Die einfache Schlussfolgerung ist, dass jede dieser Parteien aus reinem Eigeninteresse handelt und lügt, um ihr Selbstwertgefühl auf Kosten der Gerechtigkeit zu wahren. Dies ist die Schlussfolgerung, zu der der Bürger kommt, der der Geschichte des Holzfällers zuhört, und den Priester sich fragen lässt, ob die Menschen nicht unverzeihlich böse sind. Die Geschichte endet hoffnungsvoll, als der Holzfäller anbietet, ein verlassenes Kind in seine Familie aufzunehmen, was ein wahrer Akt der Selbstlosigkeit ist, aber dieses Gefühl der Hoffnung kann noch einen Schritt weiter gehen.
Obwohl Tajomaru, die Frau und die Samurai jeweils nicht die objektive Wahrheit der Ereignisse sprachen, ist es durchaus möglich, dass Eigeninteresse nicht so sehr böswillig, sondern eher Selbsttäuschung ist. Tajomaru glaubt an die Macht seines Rufs, die Frau an ihre Ehre und der Samurai an seine Kompetenz. Diese Selbstwahrnehmung hat es vielleicht jedem von ihnen ermöglicht, die Geschichte in ihren eigenen Köpfen neu zu schreiben.

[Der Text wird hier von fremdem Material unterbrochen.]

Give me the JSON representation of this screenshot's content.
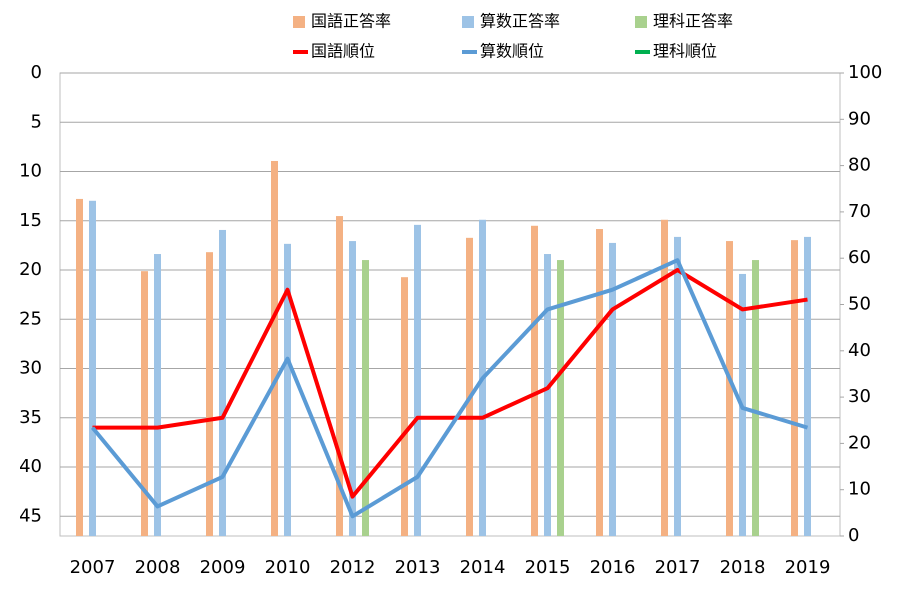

Die Schlussfolgerung, dass Menschen egoistisch sind, könnte zu einschränkend sein, insbesondere für eine Geschichte, die Moral als etwas darstellt, auf das man hoffen kann, anstatt absolut zu glauben. Aber die menschliche Psychologie wird ihr Selbstbewusstsein bewahren, auch wenn unsere Handlungen etwas anderes diktieren, also kann es sein, dass die größten Lügen von allen diejenigen sind, die wir uns selbst erzählen.
Rashomon ist jetzt auf HBO Max verfügbar.